本文
市指定有形文化財(絵画)
紙本金地著色花鳥図 一帖(伝狩野松栄筆二曲屏風)
金箔地に、右上方で舞う鳳と、左下手に遊ぶ凰が、対角線に極彩色で描かれている。左上方の滝を背景にして、中央へと伸びている枝には、一つ一つ丹念に胡粉を盛り上げた、直径六・五cmの大きな桜花が咲き誇り、渓流の群青が鮮やかに目を奪う。波は力強く描かれて、空間をよくひきしめている。下方には可憐なつつじ、右手はしに桐樹の一部が見えている。

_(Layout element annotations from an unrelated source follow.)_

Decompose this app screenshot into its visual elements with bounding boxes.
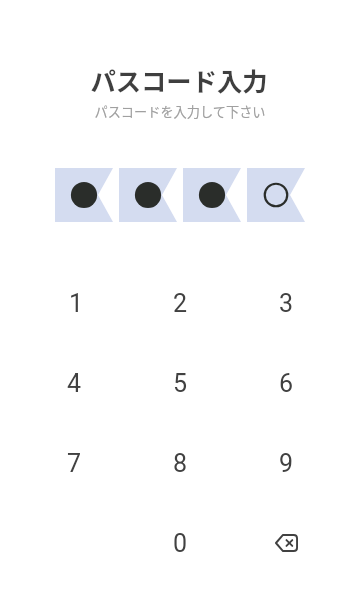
button[interactable]: 0: [127, 503, 233, 583]
staticText: パスコード入力: [90, 62, 268, 99]
button[interactable]: 6: [233, 343, 339, 423]
button[interactable]: 7: [21, 423, 127, 503]
staticText: 0: [173, 529, 188, 558]
button[interactable]: 8: [127, 423, 233, 503]
button[interactable]: 9: [233, 423, 339, 503]
staticText: 6: [279, 369, 294, 398]
button[interactable]: 5: [127, 343, 233, 423]
staticText: 7: [67, 449, 82, 478]
button[interactable]: 1: [21, 263, 127, 343]
staticText: 8: [173, 449, 188, 478]
staticText: 9: [279, 449, 294, 478]
button[interactable]: Backspace: [233, 503, 339, 583]
staticText: 3: [279, 289, 294, 318]
staticText: 5: [173, 369, 188, 398]
button[interactable]: 2: [127, 263, 233, 343]
staticText: 2: [173, 289, 188, 318]
staticText: パスコードを入力して下さい: [94, 102, 266, 121]
staticText: 1: [69, 289, 84, 318]
staticText: 4: [67, 369, 82, 398]
button[interactable]: 3: [233, 263, 339, 343]
button[interactable]: 4: [21, 343, 127, 423]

鳳凰は中国において、徳の高い天子が世に出た時、めでたいしるしとして現れる瑞鳥である。古くより吉祥的図として喜ばれ、当時の武将の趣向にも合って、数多く描かれている。想像上の鳥ではあるが、絵の上では、桐と組み合わされるのが常である。
本図は、縦一七二・〇cm、横二三二・〇cmで、「めくり」として見ていたものを屏風に仕立てたものである。もとは障屏画として、大画面であったらしく、天地左右ともかなり切りつめたあとがうかがえる。桃山金碧花鳥画の好例といえよう。
同じ市指定有形文化財の「紙本金地著色高士交歓図」と同様に、狩野松栄筆と伝えられ、徳川二代将軍秀忠より宇和島藩祖秀宗が拝領した伏見城の遺物を、後に屏風に改装したものと伝えられる。
伊達家伝による伏見城の遺物、狩野松栄筆ということについては、なお検討を要するが、少なくとも狩野派系の有力画家により、描かれたものであろうと思われる。